Biden fumes over special counsel claim he couldn't remember son's death

"My memory's fine," he told one reporter.

Published: February 8, 2024 8:21pm

Former President Joe Biden on Thursday raged over special counsel Robert Hur's publication of a report in which he recalled interviewing the president and described his inability to remember basic facts about his life, including when his son, Beau Biden, died.

"There's even reference that I don't remember when my son died. How in the Hell dare he raise that. Frankly, when I was asked the question I thought to myself '[w]as it any of their damn business?'" Biden said. "Let me tell you something, some of you have commented-- I wear since the day he died, every single day the rosary he got from Our Lady of --- every Memorial Day we hold a service remembering him, attending my friends and loved ones. I don't need anyone to remind me when he passed away."

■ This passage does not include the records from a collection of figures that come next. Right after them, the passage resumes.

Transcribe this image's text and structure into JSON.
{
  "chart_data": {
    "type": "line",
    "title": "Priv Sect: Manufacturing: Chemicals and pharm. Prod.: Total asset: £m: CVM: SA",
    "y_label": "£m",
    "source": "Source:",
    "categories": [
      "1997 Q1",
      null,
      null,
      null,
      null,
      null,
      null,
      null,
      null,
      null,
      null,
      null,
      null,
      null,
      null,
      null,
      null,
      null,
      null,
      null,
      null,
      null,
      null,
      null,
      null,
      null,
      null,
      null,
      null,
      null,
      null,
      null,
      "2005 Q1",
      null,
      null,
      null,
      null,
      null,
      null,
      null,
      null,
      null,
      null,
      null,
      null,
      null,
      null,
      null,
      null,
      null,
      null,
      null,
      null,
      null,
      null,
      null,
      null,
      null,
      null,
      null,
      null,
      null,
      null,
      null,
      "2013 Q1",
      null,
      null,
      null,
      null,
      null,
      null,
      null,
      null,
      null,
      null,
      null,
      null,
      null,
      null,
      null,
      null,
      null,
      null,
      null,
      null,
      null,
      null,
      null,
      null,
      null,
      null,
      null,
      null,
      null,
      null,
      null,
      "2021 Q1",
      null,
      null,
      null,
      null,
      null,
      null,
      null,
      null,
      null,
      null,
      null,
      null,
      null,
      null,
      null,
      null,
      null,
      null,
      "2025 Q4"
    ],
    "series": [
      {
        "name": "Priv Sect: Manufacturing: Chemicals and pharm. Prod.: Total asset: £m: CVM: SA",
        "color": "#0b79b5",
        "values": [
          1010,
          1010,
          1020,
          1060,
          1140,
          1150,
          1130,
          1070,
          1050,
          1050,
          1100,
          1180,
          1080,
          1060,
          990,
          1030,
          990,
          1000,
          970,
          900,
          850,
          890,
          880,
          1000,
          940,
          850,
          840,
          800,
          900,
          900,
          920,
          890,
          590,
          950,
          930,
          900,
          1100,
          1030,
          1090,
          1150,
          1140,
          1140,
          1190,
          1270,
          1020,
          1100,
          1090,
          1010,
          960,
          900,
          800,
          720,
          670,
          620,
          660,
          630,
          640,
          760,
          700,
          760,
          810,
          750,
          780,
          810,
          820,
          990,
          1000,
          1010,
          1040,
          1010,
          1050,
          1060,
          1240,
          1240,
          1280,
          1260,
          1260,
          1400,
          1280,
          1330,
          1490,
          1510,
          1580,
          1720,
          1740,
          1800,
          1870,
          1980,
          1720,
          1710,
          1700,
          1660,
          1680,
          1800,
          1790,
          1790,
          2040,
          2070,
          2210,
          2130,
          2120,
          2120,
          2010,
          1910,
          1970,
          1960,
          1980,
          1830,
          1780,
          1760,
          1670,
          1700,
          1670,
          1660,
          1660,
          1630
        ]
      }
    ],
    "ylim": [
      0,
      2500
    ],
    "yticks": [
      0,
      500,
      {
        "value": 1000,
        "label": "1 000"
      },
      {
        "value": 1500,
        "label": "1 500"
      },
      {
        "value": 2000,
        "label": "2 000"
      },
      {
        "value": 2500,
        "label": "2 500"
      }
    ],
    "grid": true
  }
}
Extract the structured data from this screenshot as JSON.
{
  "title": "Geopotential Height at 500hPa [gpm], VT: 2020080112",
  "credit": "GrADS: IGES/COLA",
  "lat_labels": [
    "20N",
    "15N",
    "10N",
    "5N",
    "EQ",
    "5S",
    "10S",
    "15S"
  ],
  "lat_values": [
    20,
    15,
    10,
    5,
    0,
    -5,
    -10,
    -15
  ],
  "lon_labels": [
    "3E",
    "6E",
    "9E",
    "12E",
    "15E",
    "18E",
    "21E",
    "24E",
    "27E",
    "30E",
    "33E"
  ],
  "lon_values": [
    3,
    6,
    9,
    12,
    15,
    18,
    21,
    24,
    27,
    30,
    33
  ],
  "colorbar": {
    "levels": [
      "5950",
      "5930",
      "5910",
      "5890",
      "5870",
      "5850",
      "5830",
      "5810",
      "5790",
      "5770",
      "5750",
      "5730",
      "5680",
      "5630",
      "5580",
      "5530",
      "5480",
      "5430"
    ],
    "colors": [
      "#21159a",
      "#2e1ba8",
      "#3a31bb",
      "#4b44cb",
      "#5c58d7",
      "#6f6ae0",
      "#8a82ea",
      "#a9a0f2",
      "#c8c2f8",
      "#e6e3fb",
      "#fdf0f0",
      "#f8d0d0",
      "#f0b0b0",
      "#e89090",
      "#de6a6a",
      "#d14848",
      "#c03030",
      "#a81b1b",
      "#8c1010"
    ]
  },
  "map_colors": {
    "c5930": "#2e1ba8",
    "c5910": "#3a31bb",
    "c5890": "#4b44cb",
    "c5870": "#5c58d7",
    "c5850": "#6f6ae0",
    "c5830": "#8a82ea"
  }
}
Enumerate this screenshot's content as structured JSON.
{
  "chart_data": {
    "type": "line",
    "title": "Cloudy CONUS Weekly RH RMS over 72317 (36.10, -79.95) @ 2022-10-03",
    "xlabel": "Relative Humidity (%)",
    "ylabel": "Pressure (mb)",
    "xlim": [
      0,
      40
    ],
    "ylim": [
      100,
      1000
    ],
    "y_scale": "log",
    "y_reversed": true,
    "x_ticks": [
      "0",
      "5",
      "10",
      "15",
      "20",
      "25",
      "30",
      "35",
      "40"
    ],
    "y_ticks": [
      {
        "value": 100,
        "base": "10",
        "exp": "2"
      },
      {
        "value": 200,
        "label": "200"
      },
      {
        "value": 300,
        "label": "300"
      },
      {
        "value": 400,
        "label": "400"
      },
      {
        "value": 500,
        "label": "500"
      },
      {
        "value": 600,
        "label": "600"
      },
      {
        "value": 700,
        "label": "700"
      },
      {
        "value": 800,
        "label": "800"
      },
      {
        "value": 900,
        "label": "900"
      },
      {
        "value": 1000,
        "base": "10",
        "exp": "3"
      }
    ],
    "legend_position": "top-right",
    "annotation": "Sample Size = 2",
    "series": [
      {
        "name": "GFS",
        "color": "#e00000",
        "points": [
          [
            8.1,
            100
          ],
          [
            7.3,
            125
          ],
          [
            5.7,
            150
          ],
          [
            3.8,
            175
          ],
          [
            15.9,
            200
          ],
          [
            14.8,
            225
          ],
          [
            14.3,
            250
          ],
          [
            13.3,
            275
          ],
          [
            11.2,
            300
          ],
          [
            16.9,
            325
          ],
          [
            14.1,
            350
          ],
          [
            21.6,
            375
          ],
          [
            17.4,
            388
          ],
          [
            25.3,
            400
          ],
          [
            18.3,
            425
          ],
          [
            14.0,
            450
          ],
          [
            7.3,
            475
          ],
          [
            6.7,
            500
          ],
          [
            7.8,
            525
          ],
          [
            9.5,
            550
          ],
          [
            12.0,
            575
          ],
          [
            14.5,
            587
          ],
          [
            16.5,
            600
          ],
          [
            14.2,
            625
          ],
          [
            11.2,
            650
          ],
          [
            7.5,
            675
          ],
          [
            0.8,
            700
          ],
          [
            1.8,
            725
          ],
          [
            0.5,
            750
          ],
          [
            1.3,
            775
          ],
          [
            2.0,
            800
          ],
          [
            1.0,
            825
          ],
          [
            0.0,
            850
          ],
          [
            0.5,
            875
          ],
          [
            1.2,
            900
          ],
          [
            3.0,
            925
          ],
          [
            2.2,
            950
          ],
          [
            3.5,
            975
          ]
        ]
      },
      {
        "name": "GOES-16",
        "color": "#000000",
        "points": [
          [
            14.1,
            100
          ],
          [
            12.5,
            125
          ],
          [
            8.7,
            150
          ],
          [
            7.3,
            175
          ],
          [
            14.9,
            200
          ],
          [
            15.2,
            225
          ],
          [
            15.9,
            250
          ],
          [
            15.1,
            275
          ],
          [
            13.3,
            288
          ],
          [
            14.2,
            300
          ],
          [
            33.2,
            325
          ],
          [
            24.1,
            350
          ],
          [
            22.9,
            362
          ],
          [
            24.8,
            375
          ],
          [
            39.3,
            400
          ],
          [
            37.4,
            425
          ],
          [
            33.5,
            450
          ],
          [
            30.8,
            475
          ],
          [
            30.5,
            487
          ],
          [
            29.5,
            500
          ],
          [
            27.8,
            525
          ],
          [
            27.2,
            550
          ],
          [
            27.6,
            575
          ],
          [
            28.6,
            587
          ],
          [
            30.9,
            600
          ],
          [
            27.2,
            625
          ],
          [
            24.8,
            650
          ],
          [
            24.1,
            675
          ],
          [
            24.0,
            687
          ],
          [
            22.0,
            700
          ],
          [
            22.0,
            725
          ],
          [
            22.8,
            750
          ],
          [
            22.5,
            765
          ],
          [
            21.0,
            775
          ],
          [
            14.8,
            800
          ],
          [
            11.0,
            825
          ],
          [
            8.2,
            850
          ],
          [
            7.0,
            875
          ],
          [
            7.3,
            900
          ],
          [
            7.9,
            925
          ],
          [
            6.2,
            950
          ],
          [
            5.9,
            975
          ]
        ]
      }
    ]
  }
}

"He did not remember when he was vice president, forgetting on the first day of the interview when his term ended ('if it was 2013 - when did I stop being Vice President?'), and forgetting on the second day of the interview when his term began ('in 2009, am I still Vice President?')," Hur wrote of the interview. "He did not remember, even within several years, when his son Beau died."

Biden accounted for the apparent lapse in memory, by highlighting the circumstances of the discussion.

"Simple truth is I sat for a five-hour interview over two days of events going back 40 years. At the same time I was managing an international crisis," Biden said of his performance.

"The bottom line is the matter is now closed," Biden asserted. Throughout the press conference, he defended himself against allegations of failing memory.

"My memory's fine," he told one reporter.

"Our investigation uncovered evidence that President Biden willfully retained and disclosed classified materials after his vice presidency when he was a private citizen," Hur wrote in his report. Biden pointed to the decision not to bring charges and insisted that the special counsel had exercised his own prerogative in making it.

It "would be difficult to convince a jury that they should convict him — by then a former president well into his eighties — of a serious felony that requires a mental state of willfulness," Hur wrote. "Mr. Biden would likely present himself to a jury, as he did during our interview of him, as a sympathetic, well-meaning, elderly man with a poor memory."